Thomas Schaller: Sen.-elect Jim Webb off to a solid start in D.C.

Published December 8, 2006 5:00am ET



Jim Webb isn’t even a U.S. senator yet, but boy, is it difficult not to like him already.

A Vietnam veteran and former Navy Secretary in the Reagan administration, last month Webb unseated Republican George Allen by a margin of fewer than 10,000 votes. This week, Webb made his first visit to the White House as senator-elect and gave President Bush a giant vote of no confidence.

At a White House reception for newly elected members of Congress, Bush approached Webb and asked, “How’s your boy?” Webb’s 24-year-old son, Jimmy is presently serving in Iraq.

Avoiding the question, Webb told the president he’d like to get our soldiers out of Iraq.

“That’s not what I asked,” Bush bristled. “How’s your boy?”

Webb basically told Bush: None of your damn business, Mr. President.

Bush may be at the top of the younger Webb’s chain of command, but Virginia’s new senator had every right to pull familial rank on the commander-in-chief.

If the president wants a field report on the state of the troops — or one troop in particular — he can call the Pentagon. As president, he’s not entitled to a field report from any parent on how his or her son or daughter is doing — even if that parent is a newly elected senator visiting the White House.

Even if Bush was trying to express genuine concern — and there’s no reason to believe he wasn’t — given Webb’s reaction, the president needed to back off. After all, he was sufficiently warned.

That’s right: Not widely reported by the national media is the fact that, before the event, White House briefers told Bush that Lance Cpl. Jimmy Webb had recently witnessed a nearby vehicle blow up, killing three Marines. The president was cautioned that Webb might be especially sensitive,given the recent trauma his son had experienced.

But for the president, the discomfort and pain of others is secondary to his own need for proper respect and deference.

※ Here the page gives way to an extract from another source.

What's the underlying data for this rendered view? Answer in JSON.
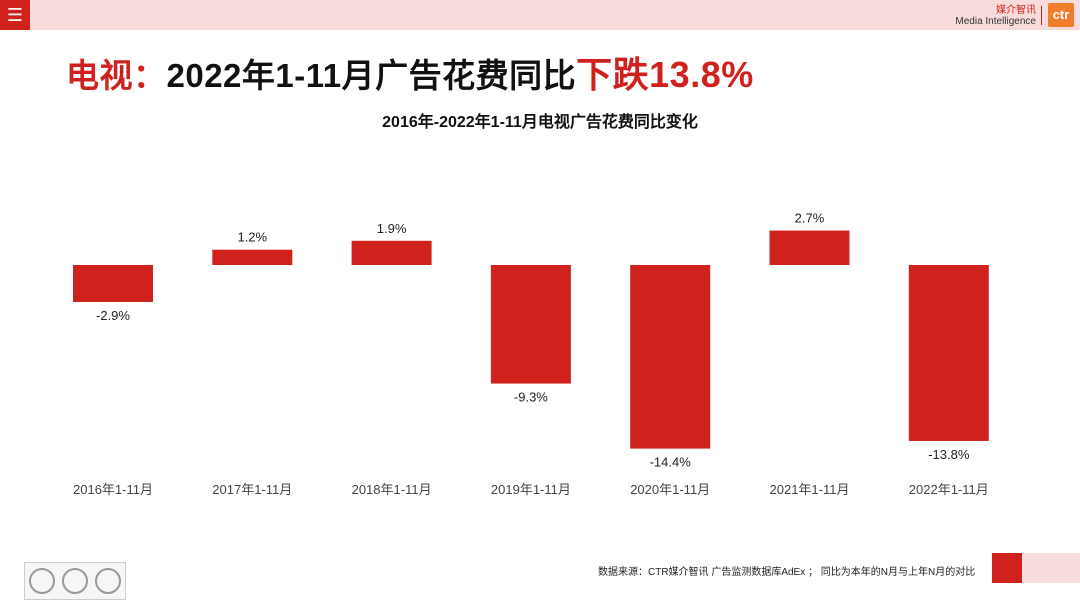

Hence Bush’s briny response.

Of course, once word of the exchange went national, conservatives rushed to do the only thing they seem capable of doing any more with any degree of effectiveness: express outrage.

The nation’s outrager-in-chief, Bill O’Reilly, who of course has never served in the military, called Webb “rude” and “disrespectful.” Columnist George Will, another non-veteran with no children in harm’s way, tarred Webb a “boor” and a “pompous poseur.”

From such sources, the bandying around of such descriptors is the equivalent of Britney Spears offering the head mistress of a finishing school a stern lecture on debutante etiquette.

America has now been fighting in Iraq longer than it fought World War II. The number of Americans killed there already exceeds the number who died on Sept. 11, 2001. The costs to the national treasury so far, which do not include continuing expenses well into the future for physical and psychological therapy, have eclipsed $300 billion and expand each day.

And yet, a week before the administration — which, incidentally the very same George Will told us in January 2001 represented a restoration of government by “grown-ups” — had to swallow a report produced by the political confidante to the president’s far more politically mature father, a duly-elected senator and decorated veteran who has a son in combat dared to express an opinion shared by a majority of Americans. The temerity!

For this, he is “boorish”? The boor in the conversation was the president who, when finally confronted face-to-face with the expressed wishes of the American public, couldn’t suffer one sentence’s worth of critical advice.

Webb’s offense was that he spoke truth to power insidea White House which believes more in power than truth.

Thomas F. Schaller is associate political science professor at the University of Maryland, Baltimore County, and author of “Whistling Past Dixie: How Democrats Can Win Without the South.”